Schools are the place where children begin to forge a self-identity, a safe setting for them to be an individual outside of the family network.

And teachers are more than wells of knowledge from which students drink. For the fortunate, teachers are mentors but for too many children, teachers are the closest thing they’ll have to parents. In schools, all children, regardless of their background and home life, are valued and nurtured. Through close individual attention, one teacher can transform one student’s life forever, inspiring them to dream of a future they never knew existed or never thought possible for themselves.

The opportunity for that to happen online is slim to none.

That doesn’t mean educators shouldn’t make any effort to remotely connect to students until schools are safe to reopen.

But everyone needs to manage expectations. 

Educators are already well aware of the faults in the current education system that leaves too many kids behind, that prevents one in five kids from graduating in this school district (and that’s an improvement from one in three kids a decade ago).
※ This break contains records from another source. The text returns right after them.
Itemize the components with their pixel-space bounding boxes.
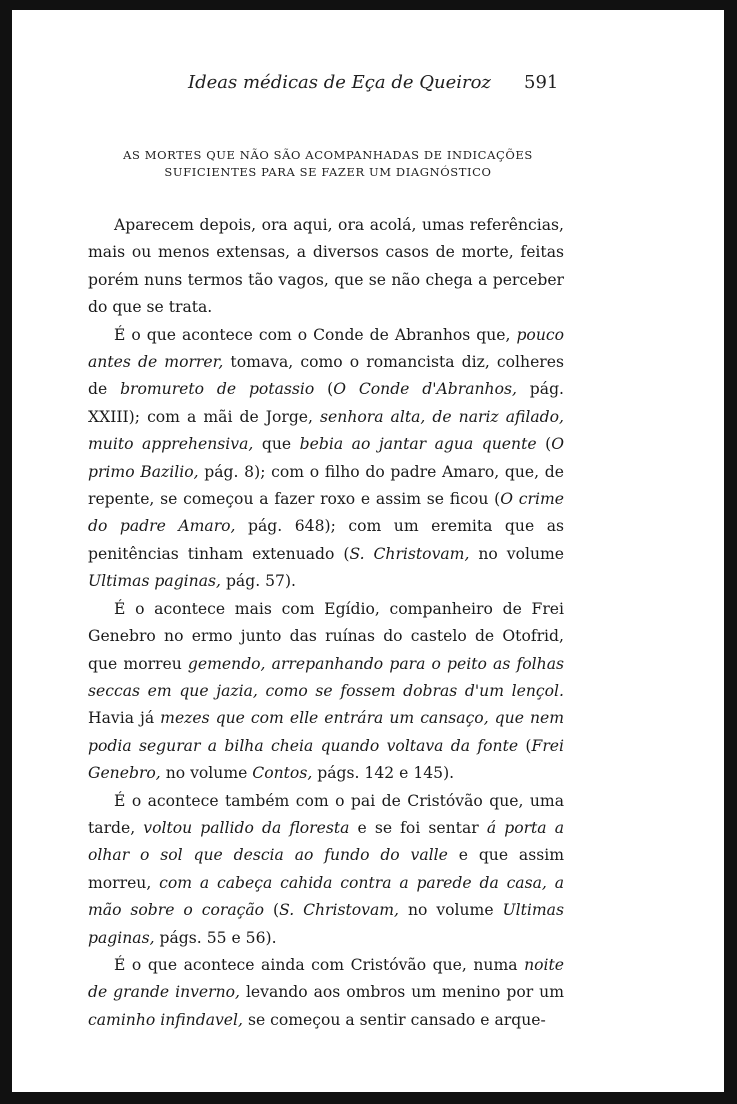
text-run: págs. 55 e 56). bbox=[154, 928, 277, 947]
text-run: ( bbox=[314, 380, 334, 399]
italic-text: mezes que com elle entrára um cansaço, que nem podia segurar a bilha cheia quando voltava da fonte bbox=[88, 709, 565, 755]
text-run: no volume bbox=[469, 544, 565, 563]
text-run: págs. 142 e 145). bbox=[312, 764, 455, 783]
italic-text: bebia ao jantar agua quente bbox=[299, 435, 537, 454]
text-run: pág. 57). bbox=[220, 572, 296, 591]
text-run: levando aos ombros um menino por um bbox=[240, 983, 564, 1002]
italic-text: S. Christovam, bbox=[279, 901, 400, 920]
page-header bbox=[12, 72, 724, 102]
text-run: É o que acontece ainda com Cristóvão que, numa bbox=[114, 955, 525, 974]
italic-text: bromureto de potassio bbox=[120, 380, 315, 399]
italic-text: O primo Bazilio, bbox=[88, 435, 564, 481]
text-run: pág. 648); com um eremita que as penitências tinham extenuado ( bbox=[88, 517, 564, 563]
italic-text: pouco antes de morrer, bbox=[88, 325, 564, 372]
italic-text: senhora alta, de nariz afilado, muito apprehensiva, bbox=[88, 407, 565, 454]
text-run: É o acontece mais com Egídio, companheiro de Frei Genebro no ermo junto das ruínas do castelo de Otofrid, que morreu bbox=[88, 599, 564, 673]
italic-text: caminho infindavel, bbox=[88, 1010, 243, 1029]
paragraph bbox=[88, 212, 564, 322]
paragraph bbox=[88, 322, 564, 596]
text-run: tomava, como o romancista diz, colheres de bbox=[88, 353, 564, 399]
italic-text: Ultimas paginas, bbox=[88, 901, 564, 947]
text-run: e se foi sentar bbox=[349, 818, 487, 837]
paragraph bbox=[88, 952, 564, 1034]
italic-text: S. Christovam, bbox=[349, 544, 470, 563]
italic-text: Frei Genebro, bbox=[88, 736, 564, 783]
text-run: que bbox=[253, 435, 300, 454]
italic-text: voltou pallido da floresta bbox=[143, 818, 350, 837]
italic-text: com a cabeça cahida contra a parede da casa, a mão sobre o coração bbox=[88, 873, 564, 920]
text-run: pág. XXIII); com a mãi de Jorge, bbox=[88, 380, 565, 426]
italic-text: noite de grande inverno, bbox=[88, 955, 564, 1002]
text-run: ( bbox=[536, 435, 552, 454]
text-run: ( bbox=[518, 736, 532, 755]
text-run: Havia já bbox=[88, 709, 161, 728]
italic-text: gemendo, arrepanhando para o peito as folhas seccas em que jazia, como se fossem dobras d'um lençol. bbox=[88, 654, 564, 700]
section-heading: AS MORTES QUE NÃO SÃO ACOMPANHADAS DE INDICAÇÕES SUFICIENTES PARA SE FAZER UM DIAGNÓSTICO bbox=[123, 148, 533, 179]
italic-text: O crime do padre Amaro, bbox=[88, 490, 564, 536]
running-title: Ideas médicas de Eça de Queiroz bbox=[188, 72, 491, 93]
text-run: É o que acontece com o Conde de Abranhos que, bbox=[114, 325, 517, 344]
book-page bbox=[12, 10, 724, 1092]
body-text bbox=[88, 212, 564, 1034]
text-run: no volume bbox=[160, 764, 253, 783]
text-run: se começou a sentir cansado e arque- bbox=[242, 1010, 546, 1029]
italic-text: O Conde d'Abranhos, bbox=[333, 380, 517, 399]
text-run: Aparecem depois, ora aqui, ora acolá, umas referências, mais ou menos extensas, a diversos casos de morte, feitas porém nuns termos tão vagos, que se não chega a perceber do que se trata. bbox=[88, 216, 564, 317]
italic-text: Contos, bbox=[252, 764, 313, 783]
italic-text: Ultimas paginas, bbox=[88, 572, 221, 591]
italic-text: á porta a olhar o sol que descia ao fundo do valle bbox=[88, 818, 564, 865]
text-run: ( bbox=[264, 901, 280, 920]
page-number: 591 bbox=[524, 72, 559, 93]
text-run: no volume bbox=[399, 901, 503, 920]
text-run: e que assim morreu, bbox=[88, 846, 565, 892]
text-run: pág. 8); com o filho do padre Amaro, que, de repente, se começou a fazer roxo e assim se ficou ( bbox=[88, 462, 564, 509]
paragraph bbox=[88, 596, 564, 788]
paragraph bbox=[88, 788, 564, 952]
text-run: É o acontece também com o pai de Cristóvão que, uma tarde, bbox=[88, 791, 564, 837]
More kids will fall through the cracks with online learning, especially the kids with special needs and learning challenges, especially the ones who showed up to school with an empty stomach and yesterday’s clothes still on their backs.

Parents can’t expect to sit their children in front of a computer with the same nonchalance that they dropped them off at school and believe the full educational experience is magically happening.

Just like fighting this pandemic, education is going to take a sustained group effort from everyone, both for the rest of this school year but likely for the next school year as well.

If the “it takes a village to raise a child” is fully embraced during these challenging times and then followed in the aftermath, the kids could come out better for it.

But there’s a lot of difficult work ahead to get anywhere near that point.